Adaptive Conjoint Analysis: A New Approach to Defining Corporate Governance
Published online on June 30, 2016
Abstract
Manuscript Type
Empirical
Research Question/Issue
The method introduced to the corporate governance literature by this paper captures the construct of corporate governance in a small number of attributes, using responses made by directors and shareholders to an adaptive conjoint analysis questionnaire.
Research Findings/Insights
We demonstrate how to identify the key attributes of corporate governance from directors' and shareholders' relative preferences among a set of corporate governance attributes. The dominance of CEO duality as a relatively more important attribute is a key finding.
Theoretical/Academic Implications
Adaptive conjoint analysis is a useful technique for research into governance issues characterized by constrained choice. For future researchers seeking to capture governance in a limited number of measures, we have identified four attributes considered by directors and shareholders to comprise effective corporate governance, with the single measure of CEO duality being the most important.
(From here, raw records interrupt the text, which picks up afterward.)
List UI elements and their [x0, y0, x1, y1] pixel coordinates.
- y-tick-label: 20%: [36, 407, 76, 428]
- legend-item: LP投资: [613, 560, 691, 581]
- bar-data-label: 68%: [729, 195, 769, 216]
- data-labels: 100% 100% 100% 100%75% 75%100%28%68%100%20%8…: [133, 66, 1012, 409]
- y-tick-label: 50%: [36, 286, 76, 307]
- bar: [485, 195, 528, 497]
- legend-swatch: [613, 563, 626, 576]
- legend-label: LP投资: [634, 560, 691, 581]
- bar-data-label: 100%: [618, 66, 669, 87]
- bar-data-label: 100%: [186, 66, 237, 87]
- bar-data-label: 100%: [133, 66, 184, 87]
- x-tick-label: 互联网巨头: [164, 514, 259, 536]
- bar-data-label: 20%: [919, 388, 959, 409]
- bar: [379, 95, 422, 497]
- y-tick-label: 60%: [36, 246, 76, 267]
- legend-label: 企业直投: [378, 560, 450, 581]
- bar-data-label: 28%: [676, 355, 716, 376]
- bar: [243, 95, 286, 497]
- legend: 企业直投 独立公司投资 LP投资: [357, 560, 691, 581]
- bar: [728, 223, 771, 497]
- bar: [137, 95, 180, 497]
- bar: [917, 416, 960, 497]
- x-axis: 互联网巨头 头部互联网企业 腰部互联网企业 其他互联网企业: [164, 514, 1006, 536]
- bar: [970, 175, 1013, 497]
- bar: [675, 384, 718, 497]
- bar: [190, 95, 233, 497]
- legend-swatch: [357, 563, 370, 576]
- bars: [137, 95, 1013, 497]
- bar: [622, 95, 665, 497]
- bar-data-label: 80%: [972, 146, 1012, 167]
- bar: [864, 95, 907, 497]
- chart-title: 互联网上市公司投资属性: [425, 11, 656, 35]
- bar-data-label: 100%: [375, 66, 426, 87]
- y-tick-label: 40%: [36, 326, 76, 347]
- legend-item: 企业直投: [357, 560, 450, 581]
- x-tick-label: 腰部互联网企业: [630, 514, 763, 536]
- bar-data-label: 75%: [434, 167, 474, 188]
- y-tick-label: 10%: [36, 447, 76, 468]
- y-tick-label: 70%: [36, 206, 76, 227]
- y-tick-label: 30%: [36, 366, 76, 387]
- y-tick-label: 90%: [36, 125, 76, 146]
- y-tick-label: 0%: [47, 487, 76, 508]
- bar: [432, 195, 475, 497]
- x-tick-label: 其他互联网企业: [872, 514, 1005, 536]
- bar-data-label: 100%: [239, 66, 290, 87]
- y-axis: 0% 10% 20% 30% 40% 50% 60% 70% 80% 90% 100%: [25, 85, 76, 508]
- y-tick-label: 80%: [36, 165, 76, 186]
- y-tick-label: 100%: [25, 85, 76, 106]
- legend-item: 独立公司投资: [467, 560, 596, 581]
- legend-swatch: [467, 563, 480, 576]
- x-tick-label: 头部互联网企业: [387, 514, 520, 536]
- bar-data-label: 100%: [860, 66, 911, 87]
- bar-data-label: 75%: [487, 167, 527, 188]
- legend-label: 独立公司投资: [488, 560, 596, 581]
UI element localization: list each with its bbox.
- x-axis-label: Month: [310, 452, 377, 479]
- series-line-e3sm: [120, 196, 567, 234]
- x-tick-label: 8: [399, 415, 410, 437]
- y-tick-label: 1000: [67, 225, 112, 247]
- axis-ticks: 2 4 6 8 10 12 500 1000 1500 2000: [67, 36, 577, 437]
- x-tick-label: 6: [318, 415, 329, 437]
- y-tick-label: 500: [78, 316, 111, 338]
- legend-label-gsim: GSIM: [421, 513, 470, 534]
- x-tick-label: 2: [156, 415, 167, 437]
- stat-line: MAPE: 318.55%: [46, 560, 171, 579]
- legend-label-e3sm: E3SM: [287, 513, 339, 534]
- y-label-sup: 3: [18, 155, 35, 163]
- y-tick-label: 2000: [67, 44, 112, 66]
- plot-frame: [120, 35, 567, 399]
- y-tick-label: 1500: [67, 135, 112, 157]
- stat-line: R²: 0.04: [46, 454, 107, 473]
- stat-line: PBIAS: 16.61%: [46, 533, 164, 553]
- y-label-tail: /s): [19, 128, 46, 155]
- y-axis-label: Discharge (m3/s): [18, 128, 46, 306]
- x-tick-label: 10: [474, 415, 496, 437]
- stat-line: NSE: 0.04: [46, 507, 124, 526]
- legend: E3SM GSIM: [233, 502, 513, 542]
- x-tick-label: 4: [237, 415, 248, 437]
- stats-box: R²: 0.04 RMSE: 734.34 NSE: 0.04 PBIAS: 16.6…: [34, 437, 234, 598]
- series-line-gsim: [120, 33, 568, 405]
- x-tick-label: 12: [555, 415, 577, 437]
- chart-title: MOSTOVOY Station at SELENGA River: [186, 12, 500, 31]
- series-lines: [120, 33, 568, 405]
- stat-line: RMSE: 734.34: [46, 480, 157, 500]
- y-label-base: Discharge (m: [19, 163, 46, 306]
Practitioner/Policy Implications
This parsimonious set of attributes can guide the design of future corporate governance regulations, to avoid costly over‐regulation. We do not suggest that restrictions on multiple directorships or an appropriate board size should be added to current requirements, and the surprisingly low perceptions of audit partner tenure and audit committee size as important to good corporate governance suggest that these attributes could be excluded from future regulations.